I am receiving a JSON string, pass it through json.loads and ends with an array of unicode strings. That's all well and good. One of the strings in the array is:
u'\xc3\x85sum'
now should translate into 'Åsum' when decoded using decode('utf8') but instead I get an error:
UnicodeEncodeError: 'charmap' codec can't encode character u'\x85' in position 1: character maps to <undefined>
To test what's wrong I did the following
'Åsum'.encode('utf8')
'\xc3\x85sum'
print '\xc3\x85sum'.decode('utf8')
Åsum
So that worked fine, but if I make it to a unicode string as json.loads does I get the same error:
print u'\xc3\x85sum'.decode('utf8')
UnicodeEncodeError: 'charmap' codec can't encode character u'\x85' in position 1: character maps to <undefined>
I tried doing json.loads(jsonstring, encoding = 'uft8') but that changes nothing.
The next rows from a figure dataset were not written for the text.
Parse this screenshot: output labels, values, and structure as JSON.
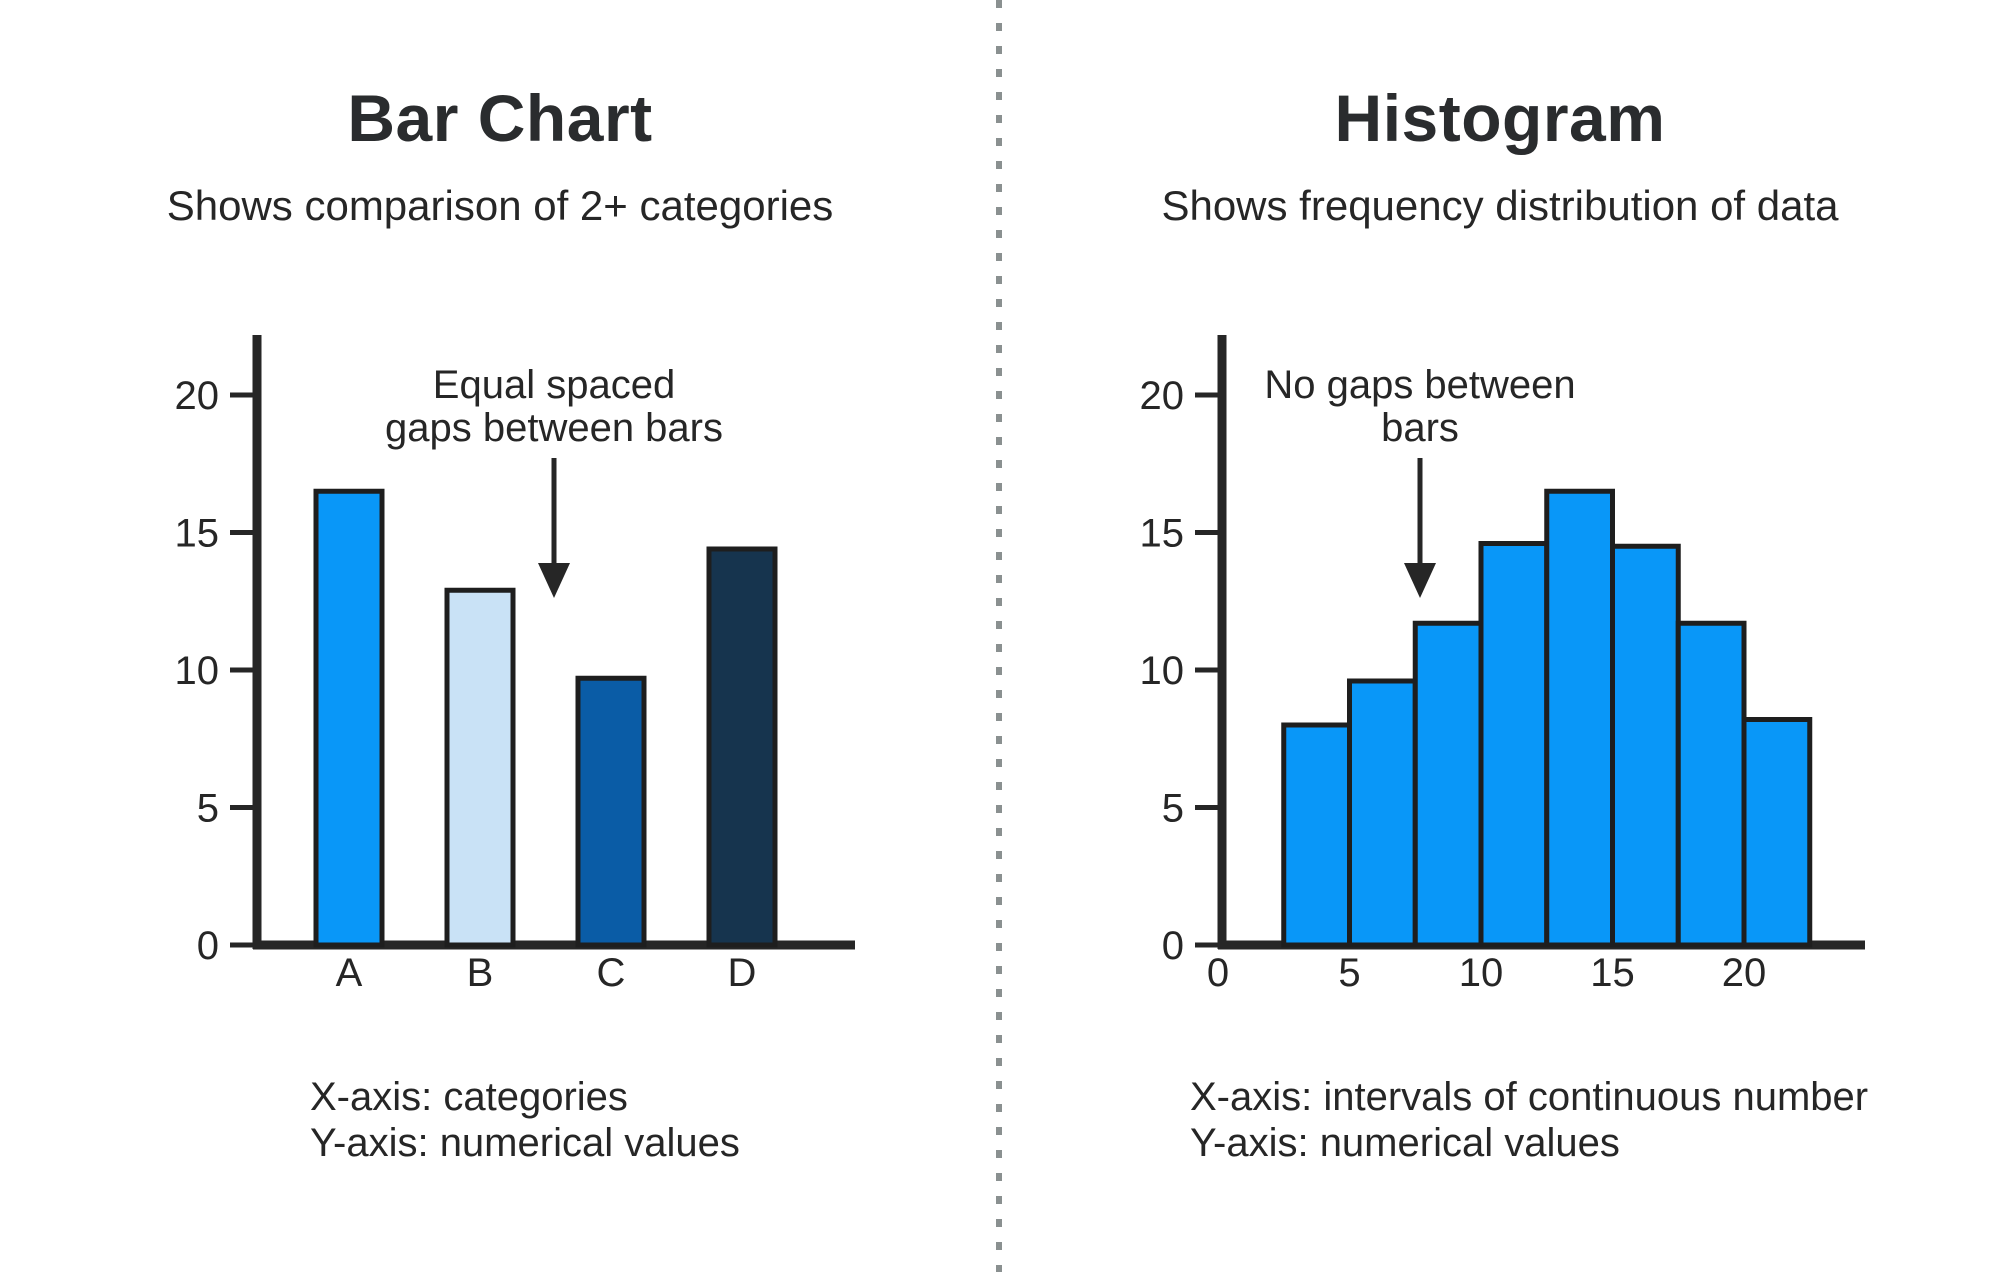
{
  "colors": {
    "ink": "#262626",
    "bar_outline": "#1E1E1E",
    "divider_gray": "#8A9090",
    "title_text": "#2A2C2E",
    "bright_blue": "#0997F8",
    "light_blue": "#C9E2F6",
    "medium_blue": "#0A5CA6",
    "dark_navy": "#16344E"
  },
  "left_panel": {
    "title": "Bar Chart",
    "subtitle": "Shows comparison of 2+ categories",
    "annotation_lines": [
      "Equal spaced",
      "gaps between bars"
    ],
    "caption_lines": [
      "X-axis: categories",
      "Y-axis: numerical values"
    ]
  },
  "right_panel": {
    "title": "Histogram",
    "subtitle": "Shows frequency distribution of data",
    "annotation_lines": [
      "No gaps between",
      "bars"
    ],
    "caption_lines": [
      "X-axis: intervals of continuous number",
      "Y-axis: numerical values"
    ]
  },
  "chart_data": [
    {
      "type": "bar",
      "title": "Bar Chart",
      "categories": [
        "A",
        "B",
        "C",
        "D"
      ],
      "values": [
        16.5,
        12.9,
        9.7,
        14.4
      ],
      "bar_colors": [
        "#0997F8",
        "#C9E2F6",
        "#0A5CA6",
        "#16344E"
      ],
      "yticks": [
        0,
        5,
        10,
        15,
        20
      ],
      "ylim": [
        0,
        22
      ],
      "xlabel": "categories",
      "ylabel": "numerical values",
      "grid": false,
      "legend": false,
      "annotation": "Equal spaced gaps between bars"
    },
    {
      "type": "histogram",
      "title": "Histogram",
      "bin_edges": [
        2.5,
        5,
        7.5,
        10,
        12.5,
        15,
        17.5,
        20,
        22.5
      ],
      "values": [
        8,
        9.6,
        11.7,
        14.6,
        16.5,
        14.5,
        11.7,
        8.2
      ],
      "bar_color": "#0997F8",
      "xticks": [
        0,
        5,
        10,
        15,
        20
      ],
      "yticks": [
        0,
        5,
        10,
        15,
        20
      ],
      "xlim": [
        0,
        24.5
      ],
      "ylim": [
        0,
        22
      ],
      "xlabel": "intervals of continuous number",
      "ylabel": "numerical values",
      "grid": false,
      "legend": false,
      "annotation": "No gaps between bars"
    }
  ]
}
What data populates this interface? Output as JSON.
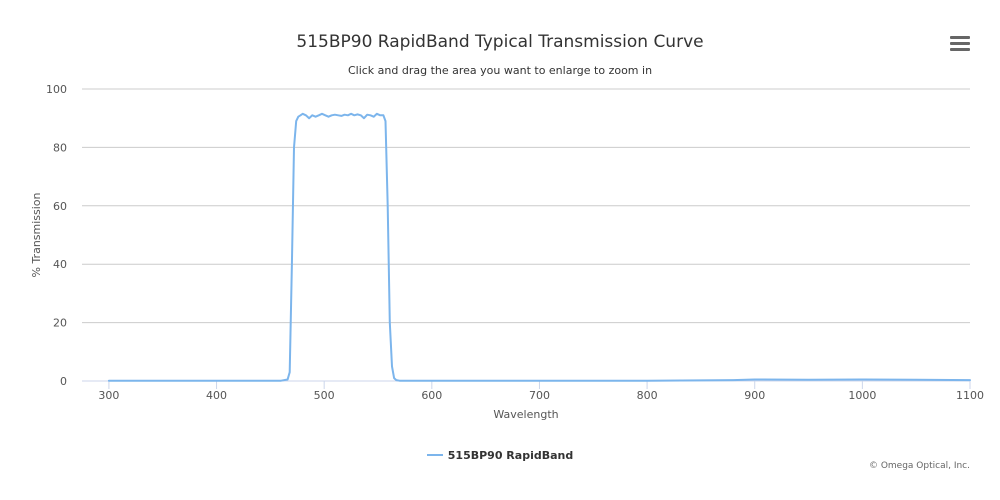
{
  "title": "515BP90 RapidBand Typical Transmission Curve",
  "subtitle": "Click and drag the area you want to enlarge to zoom in",
  "credits": "© Omega Optical, Inc.",
  "menu_icon": "hamburger-menu-icon",
  "colors": {
    "series": "#7cb5ec",
    "grid": "#cccccc",
    "axis": "#ccd6eb"
  },
  "chart_data": {
    "type": "line",
    "xlabel": "Wavelength",
    "ylabel": "% Transmission",
    "xlim": [
      275,
      1100
    ],
    "ylim": [
      0,
      100
    ],
    "xticks": [
      300,
      400,
      500,
      600,
      700,
      800,
      900,
      1000,
      1100
    ],
    "yticks": [
      0,
      20,
      40,
      60,
      80,
      100
    ],
    "grid": true,
    "legend_position": "bottom-center",
    "series": [
      {
        "name": "515BP90 RapidBand",
        "x": [
          300,
          400,
          460,
          466,
          468,
          470,
          472,
          474,
          476,
          478,
          480,
          483,
          486,
          489,
          492,
          495,
          498,
          501,
          504,
          507,
          510,
          513,
          516,
          519,
          522,
          525,
          528,
          531,
          534,
          537,
          540,
          543,
          546,
          549,
          552,
          555,
          557,
          559,
          561,
          563,
          565,
          567,
          570,
          600,
          700,
          800,
          880,
          900,
          950,
          1000,
          1050,
          1100
        ],
        "y": [
          0.1,
          0.1,
          0.1,
          0.5,
          3,
          40,
          80,
          89,
          90.5,
          91,
          91.5,
          91,
          90,
          91,
          90.5,
          91,
          91.5,
          91,
          90.5,
          91,
          91.2,
          91,
          90.8,
          91.2,
          91,
          91.5,
          91,
          91.3,
          91,
          90,
          91.2,
          91,
          90.5,
          91.5,
          91,
          91,
          89,
          60,
          20,
          5,
          1,
          0.3,
          0.1,
          0.1,
          0.1,
          0.1,
          0.3,
          0.5,
          0.4,
          0.5,
          0.4,
          0.3
        ]
      }
    ]
  }
}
Is there a way to solve it? Make json.loads not make it unicode or make it decode using 'utf8' as I ask it to.
Edit:
The original string I receive look like this, or the part that causes trouble:
"\\u00c3\\u0085sum"
You already have a Unicode value, so trying to decode it forces an encode first, using the default codec.
It looks like you received malformed JSON instead; JSON values are already unicode. If you have UTF-8 data in your Unicode values, the only way to recover is to encode to Latin-1 (which maps the first 255 codepoints to bytes one-on-one), then decode from that as UTF8:
>>> print u'\xc3\x85sum'.encode('latin1').decode('utf8')
Åsum
The better solution is to fix the JSON source, however; it should not doubly-encode to UTF-8. The correct representation would be:
json.dumps(u'Åsum')
'"\\u00c5sum"'